Melissa Febos tackles the emotional, psychological, and physical work of writing intimately while offering an examination of the storyteller's life and the questions which run through it.
In her new book, Body Work: The Radical Power of Personal Narrative, memoirist Melissa Febos handily recuperates the art of writing the self from some of the most common biases against it: that the memoir is a lesser form than the novel. That trauma narratives should somehow be over—we’ve had our fill ... Febos rejects these belittlements with eloquence ... In its hybridity, this book formalizes one of Febos’s central tenets within it: that there is no disentangling craft from the personal, just as there is no disentangling the personal from the political. It’s a memoir of a life indelibly changed by literary practice and the rigorous integrity demanded of it ... Febos is an essayist of grace and terrific precision, her sentences meticulously sculpted, her paragraphs shapely and compressed ... what’s fresh, of course, is Febos herself, remapping this terrain through her context, her life and writing, her unusual combinations of sources (William H. Gass meets Elissa Washuta, for example), her painstaking exactitude and unflappable sureness—and the new readers she will reach with all of this.

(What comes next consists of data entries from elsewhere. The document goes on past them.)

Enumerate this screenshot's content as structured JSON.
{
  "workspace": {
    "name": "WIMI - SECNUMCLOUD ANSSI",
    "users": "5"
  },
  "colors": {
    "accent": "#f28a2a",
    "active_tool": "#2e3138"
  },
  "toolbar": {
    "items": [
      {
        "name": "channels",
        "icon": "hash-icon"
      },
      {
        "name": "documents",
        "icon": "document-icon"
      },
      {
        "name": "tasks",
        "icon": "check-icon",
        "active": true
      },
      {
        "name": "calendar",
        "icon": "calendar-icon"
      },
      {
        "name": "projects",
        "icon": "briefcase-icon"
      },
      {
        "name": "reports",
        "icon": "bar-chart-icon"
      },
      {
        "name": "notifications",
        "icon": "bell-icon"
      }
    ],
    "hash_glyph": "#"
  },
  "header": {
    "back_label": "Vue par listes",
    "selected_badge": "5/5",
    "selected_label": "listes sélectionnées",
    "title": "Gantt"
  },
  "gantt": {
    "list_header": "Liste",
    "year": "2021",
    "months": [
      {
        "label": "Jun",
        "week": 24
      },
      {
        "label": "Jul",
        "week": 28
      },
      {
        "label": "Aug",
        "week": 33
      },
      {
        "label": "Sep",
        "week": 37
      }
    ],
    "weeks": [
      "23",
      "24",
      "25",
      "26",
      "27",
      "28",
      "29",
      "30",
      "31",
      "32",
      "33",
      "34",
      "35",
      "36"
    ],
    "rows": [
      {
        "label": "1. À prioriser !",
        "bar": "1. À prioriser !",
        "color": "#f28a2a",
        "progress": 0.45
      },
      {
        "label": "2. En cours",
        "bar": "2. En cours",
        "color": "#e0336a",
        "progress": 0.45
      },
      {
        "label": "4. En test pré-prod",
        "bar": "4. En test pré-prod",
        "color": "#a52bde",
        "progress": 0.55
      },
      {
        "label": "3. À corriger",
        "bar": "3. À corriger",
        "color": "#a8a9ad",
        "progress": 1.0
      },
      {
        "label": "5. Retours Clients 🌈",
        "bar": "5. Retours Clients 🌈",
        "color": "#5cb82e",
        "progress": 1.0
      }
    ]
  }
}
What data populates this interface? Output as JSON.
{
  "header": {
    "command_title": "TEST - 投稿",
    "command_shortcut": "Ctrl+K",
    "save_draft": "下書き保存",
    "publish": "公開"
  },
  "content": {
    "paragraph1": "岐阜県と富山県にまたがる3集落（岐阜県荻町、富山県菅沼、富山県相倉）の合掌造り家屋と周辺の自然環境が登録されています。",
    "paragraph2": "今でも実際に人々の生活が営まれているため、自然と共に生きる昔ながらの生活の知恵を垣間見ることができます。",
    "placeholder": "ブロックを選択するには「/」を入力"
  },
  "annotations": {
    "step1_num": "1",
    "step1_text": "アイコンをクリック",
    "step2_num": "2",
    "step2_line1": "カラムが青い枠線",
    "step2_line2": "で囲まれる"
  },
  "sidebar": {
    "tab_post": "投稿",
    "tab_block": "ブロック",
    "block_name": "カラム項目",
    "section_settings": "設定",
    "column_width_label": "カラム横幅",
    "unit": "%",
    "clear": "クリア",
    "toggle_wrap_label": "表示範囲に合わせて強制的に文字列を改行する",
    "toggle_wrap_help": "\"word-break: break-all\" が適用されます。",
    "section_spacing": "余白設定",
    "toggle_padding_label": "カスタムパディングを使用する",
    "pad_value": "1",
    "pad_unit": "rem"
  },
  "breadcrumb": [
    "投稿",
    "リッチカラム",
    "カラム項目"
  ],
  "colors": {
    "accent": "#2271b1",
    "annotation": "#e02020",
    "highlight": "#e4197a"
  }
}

A lazy categorization would describe Body Work as 'part memoir, part craft book, part literary treatise.' But Febos’s work defies this kind of segmentation. Each of her books contains multitudes, seamlessly coalesced into a single truth-seeking missile. Her trademark magic is in the melding ... Febos offers a compelling rebuttal of the accusation that a memoir is simply a diary in print ... asks the fundamental questions with which our literature, and our culture, are currently grappling. Which version of the story is yours, which is mine, which is true? Is there room in our American house for more than one story, or more than one version of the same story?
Although the essays in what is arguably [Febos'] latest act of service to that questionable project are all personal narratives themselves (as opposed to straight-up craft essays with clear dos and don'ts for the aspiring or practicing writer), they also provide practical and philosophical arguments for the expansiveness that such narratives allow and for their power in the world ... Rather than believing the narrative that stories of trauma are dull or overdone or whiney or gauche, Febos encourages her readers to tell their stories, to write them, for themselves or others. In this way, Body Work, is in itself an example of the strength of personal narrative; it's also an argument for how such narratives inevitably create space for community as well as a freer self.